Willis and his family were reunited this past weekend with their dog Sinatra, which had disappeared 18 months ago from their home in Brooklyn. Sinatra turned up last week in Tampa, Fla. — more than 1,200 miles away.
The story is all the more touching because Sinatra had been the constant companion of Willis’ daughter Zion. She died in a gun accident in November 2015 at the age of 16. When Sinatra disappeared, that loss hit the Willis family all the harder. So the miracle of Sinatra’s return now is all the more heartwarming after such a difficult time.
As the Tampa Bay Tribune put it in a story about Sinatra and the Willis family:
“I didn’t believe it at first, but when I saw the picture, I broke down in tears,” said Lesmore Willis of Brooklyn, whose 16-year-old daughter Zion Willis died in the accident at a friend’s house in November 2015. The dog had been Zion’s constant companion…
Zion Willis was an avid dancer and an animal lover at heart, her father said.

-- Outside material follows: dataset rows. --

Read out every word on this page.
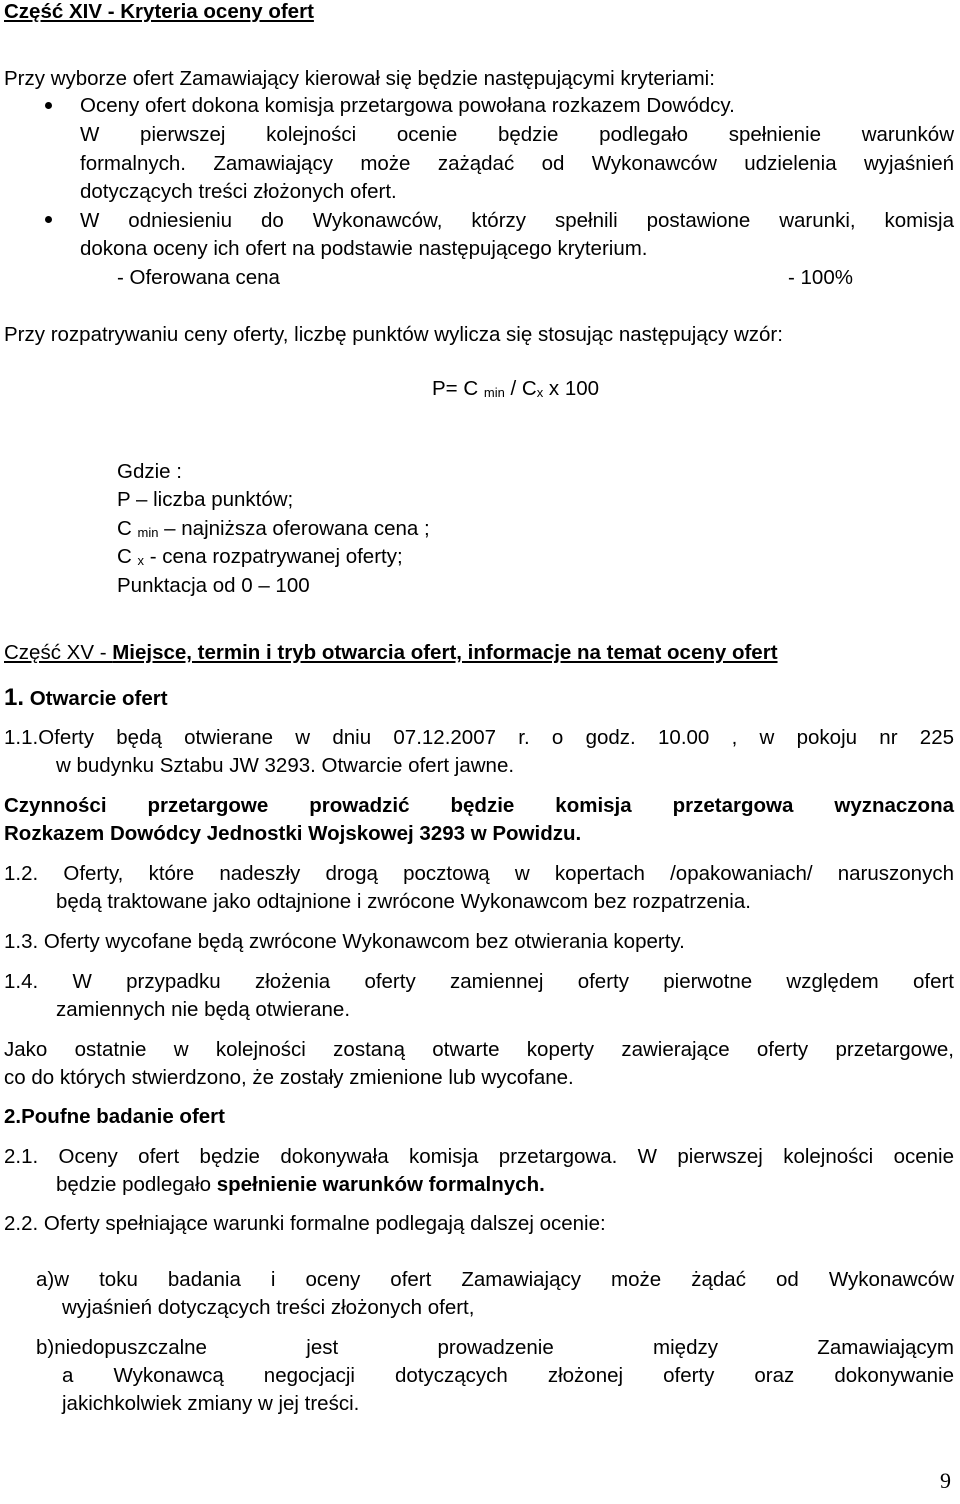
Część XIV - Kryteria oceny ofert
Przy wyborze ofert Zamawiający kierował się będzie następującymi kryteriami:
Oceny ofert dokona komisja przetargowa powołana rozkazem Dowódcy.
W pierwszej kolejności ocenie będzie podlegało spełnienie warunków
formalnych. Zamawiający może zażądać od Wykonawców udzielenia wyjaśnień
dotyczących treści złożonych ofert.
W odniesieniu do Wykonawców, którzy spełnili postawione warunki, komisja
dokona oceny ich ofert na podstawie następującego kryterium.
- Oferowana cena	- 100%
Przy rozpatrywaniu ceny oferty, liczbę punktów wylicza się stosując następujący wzór:
P= C $_{min} / C_x$ x 100
Gdzie :
P – liczba punktów;
C $_{min}$ – najniższa oferowana cena ;
C $_x$ - cena rozpatrywanej oferty;
Punktacja od 0 – 100
Część XV - Miejsce, termin i tryb otwarcia ofert, informacje na temat oceny ofert
1. Otwarcie ofert
1.1.Oferty będą otwierane w dniu 07.12.2007 r. o godz. 10.00 , w pokoju nr 225
w budynku Sztabu JW 3293. Otwarcie ofert jawne.
Czynności przetargowe prowadzić będzie komisja przetargowa wyznaczona
Rozkazem Dowódcy Jednostki Wojskowej 3293 w Powidzu.
1.2. Oferty, które nadeszły drogą pocztową w kopertach /opakowaniach/ naruszonych
będą traktowane jako odtajnione i zwrócone Wykonawcom bez rozpatrzenia.
1.3. Oferty wycofane będą zwrócone Wykonawcom bez otwierania koperty.
1.4. W przypadku złożenia oferty zamiennej oferty pierwotne względem ofert
zamiennych nie będą otwierane.
Jako ostatnie w kolejności zostaną otwarte koperty zawierające oferty przetargowe,
co do których stwierdzono, że zostały zmienione lub wycofane.
2.Poufne badanie ofert
2.1. Oceny ofert będzie dokonywała komisja przetargowa. W pierwszej kolejności ocenie
będzie podlegało spełnienie warunków formalnych.
2.2. Oferty spełniające warunki formalne podlegają dalszej ocenie:
a)w toku badania i oceny ofert Zamawiający może żądać od Wykonawców
wyjaśnień dotyczących treści złożonych ofert,
b)niedopuszczalne jest prowadzenie między Zamawiającym
a Wykonawcą negocjacji dotyczących złożonej oferty oraz dokonywanie
jakichkolwiek zmiany w jej treści.
9
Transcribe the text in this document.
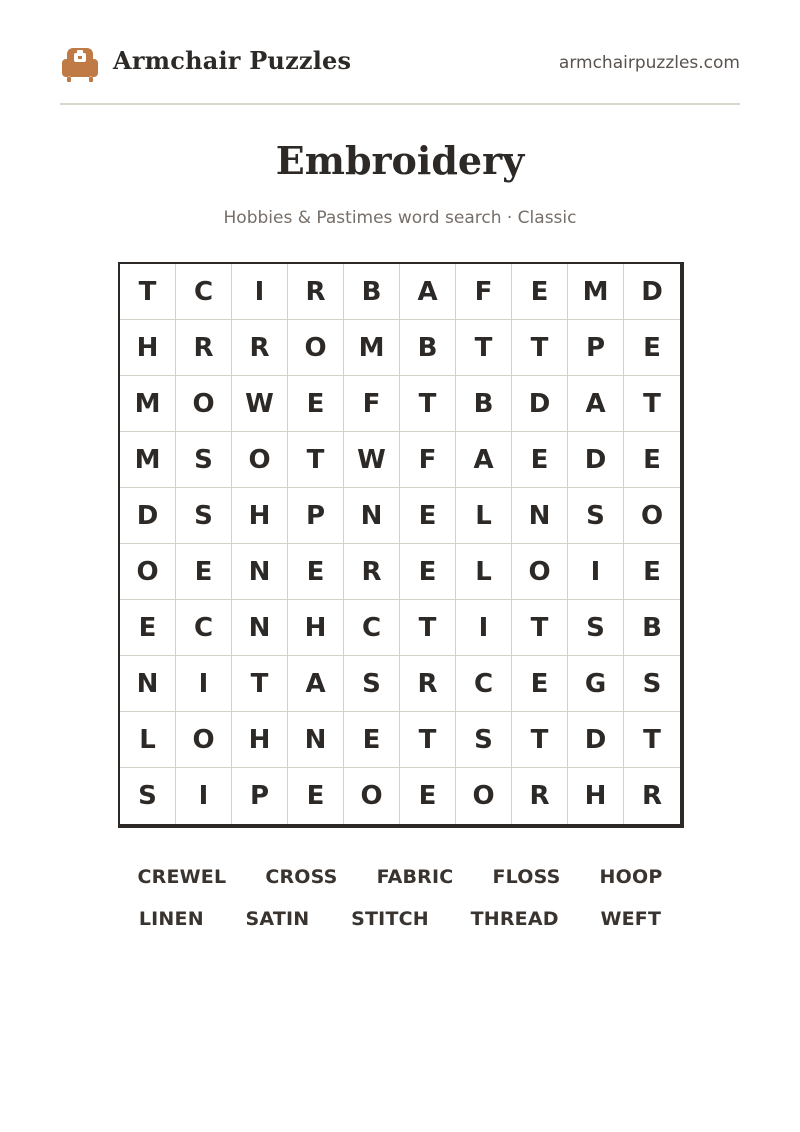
Armchair Puzzles	armchairpuzzles.com
Embroidery
Hobbies & Pastimes word search · Classic
T	C	I	R	B	A	F	E	M	D
H	R	R	O	M	B	T	T	P	E
M	O	W	E	F	T	B	D	A	T
M	S	O	T	W	F	A	E	D	E
D	S	H	P	N	E	L	N	S	O
O	E	N	E	R	E	L	O	I	E
E	C	N	H	C	T	I	T	S	B
N	I	T	A	S	R	C	E	G	S
L	O	H	N	E	T	S	T	D	T
S	I	P	E	O	E	O	R	H	R
CREWEL CROSS FABRIC FLOSS HOOP
LINEN SATIN STITCH THREAD WEFT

Only after her death did he learn the teenager had started a dog-walking business on her own.
“Sinatra was her 14th birthday present,” Willis said. “That was her dog and their bond was strong. She loved to take him on her walks to the store. The love was obvious. When he was gone, it was like losing a part of her.”
Exactly how did Sinatra disappear 18 months ago? Nobody knows. Willis and his wife spent months searching their neighborhood to no avail. Then, earlier this month, Sinatra wandered into the town of Seffner, a Tampa suburb, where he was found by 13-year-old Rose Verrill.
She and a friend took Sinatra to a local vet, who extracted an ID chip from Sinatra with a fragment of Willis’ name — “Willis Les.” Verrill and her friend then used that detail to track down Willis within a few days. (We’ll get to data privacy and social media risks some other day. Today is good news only.)
Willis has been chief compliance officer for Westchester Cerebral Palsy since 2013, doing all the usual things one would expect a CCO to do. He has been in the compliance field since in 2003 in a variety of social service organizations.
What does any of Sinatra’s tale have to do with running a compliance program? Nothing. Still, this profession is a rather small world, so when one compliance officer catches a bit of good fortune — especially after something so terrible as the loss of a child — that’s something for us all to celebrate.